Sur le plan scientifique et épistémologique, le texte repose sur des bases expérimentales réelles (génétique moléculaire, bioinformatique, astrophysique, neurosciences), mais il les pousse jusqu’à leurs limites spéculatives, brouillant la frontière entre science et science-fiction. L’inversion des bases purines/pyrimidines, les coordonnées galactiques, les organoïdes cérébraux ou encore l’équation de Drake deviennent des tremplins narratifs vers une réflexion cosmologique sur l’origine et la mémoire du vivant.

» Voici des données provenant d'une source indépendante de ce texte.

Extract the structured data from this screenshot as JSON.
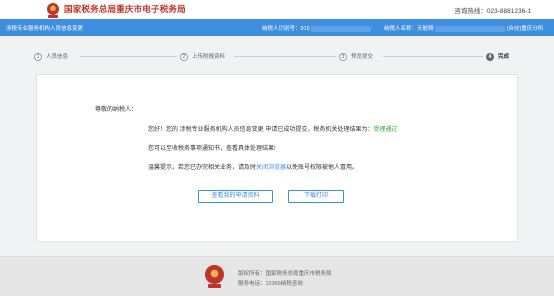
{
  "header": {
    "site_title": "国家税务总局重庆市电子税务局",
    "hotline": "咨询热线：023-8881236-1"
  },
  "infobar": {
    "service_name": "涉税专业服务机构人员信息变更",
    "taxpayer_id_label": "纳税人识别号：",
    "taxpayer_id_value": "915",
    "taxpayer_name_label": "纳税人名称：",
    "taxpayer_name_value": "天航翔",
    "taxpayer_name_suffix": "(合伙)重庆分所"
  },
  "steps": [
    {
      "number": "1",
      "label": "人员信息"
    },
    {
      "number": "2",
      "label": "上传附报资料"
    },
    {
      "number": "3",
      "label": "预览提交"
    },
    {
      "number": "4",
      "label": "完成"
    }
  ],
  "result": {
    "greeting": "尊敬的纳税人：",
    "line1_prefix": "您好！您的 涉税专业服务机构人员信息变更 申请已成功提交，税务机关处理结果为：",
    "line1_result": "受理通过",
    "line2": "您可以至收税务事项通知书，查看具体处理结果!",
    "line3_prefix": "温馨提示，若您已办完相关业务，请及时",
    "line3_link": "关闭浏览器",
    "line3_suffix": "以免账号权限被他人冒用。"
  },
  "buttons": {
    "view_application": "查看我的申请资料",
    "download_print": "下载打印"
  },
  "footer": {
    "host": "版权所有：国家税务总局重庆市税务局",
    "service_phone": "服务电话：12366纳税咨询"
  },
  "colors": {
    "brand_red": "#c0332b",
    "infobar_blue": "#3e8fe0",
    "success_green": "#3aa23a"
  }
}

Sur le plan philosophique et éthique, l’œuvre met en scène la tension entre vérité et manipulation, mémoire et oubli. Elle interroge la valeur de la connaissance et le danger des effacements imposés — qu’ils soient biologiques, politiques ou culturels. La trajectoire personnelle de l’auteure, confrontée au gaslighting et à la dissimulation d’histoires familiales liées à la Seconde Guerre mondiale, fait écho à cette dimension : écrire devient une résistance éthique.
Sur le plan mémoriel et politique, le Codex se lit comme une lutte contre l’effacement. L’histoire familiale de l’auteure — son grand-père paternel engagé dans la Légion étrangère, son grand-père maternel et sa famille persécutés, les archives dissimulées — nourrit le roman d’une force réparatrice. Le code biologique devient métaphore d’une mémoire indestructible, inscrite dans la matière vivante, inaccessible à l’oubli organisé par les institutions.
Enfin, sur le plan littéraire et esthétique, le texte brouille les genres : récit dystopique, méditation scientifique, spéculation cosmologique et fragments autobiographiques. Cette esthétique du palimpseste, où se superposent archives, fiction et visions, donne au lecteur une expérience de vertige temporel et mémoriel.
👉 En somme, Le Codex 97.1.128 ne se réduit pas à un récit de science-fiction : c’est une expérience littéraire et intellectuelle qui interroge la place de la science dans nos récits collectifs, la possibilité d’une mémoire indestructible, et la nécessité de résister, par l’écriture, à l’effacement des vies et des vérités.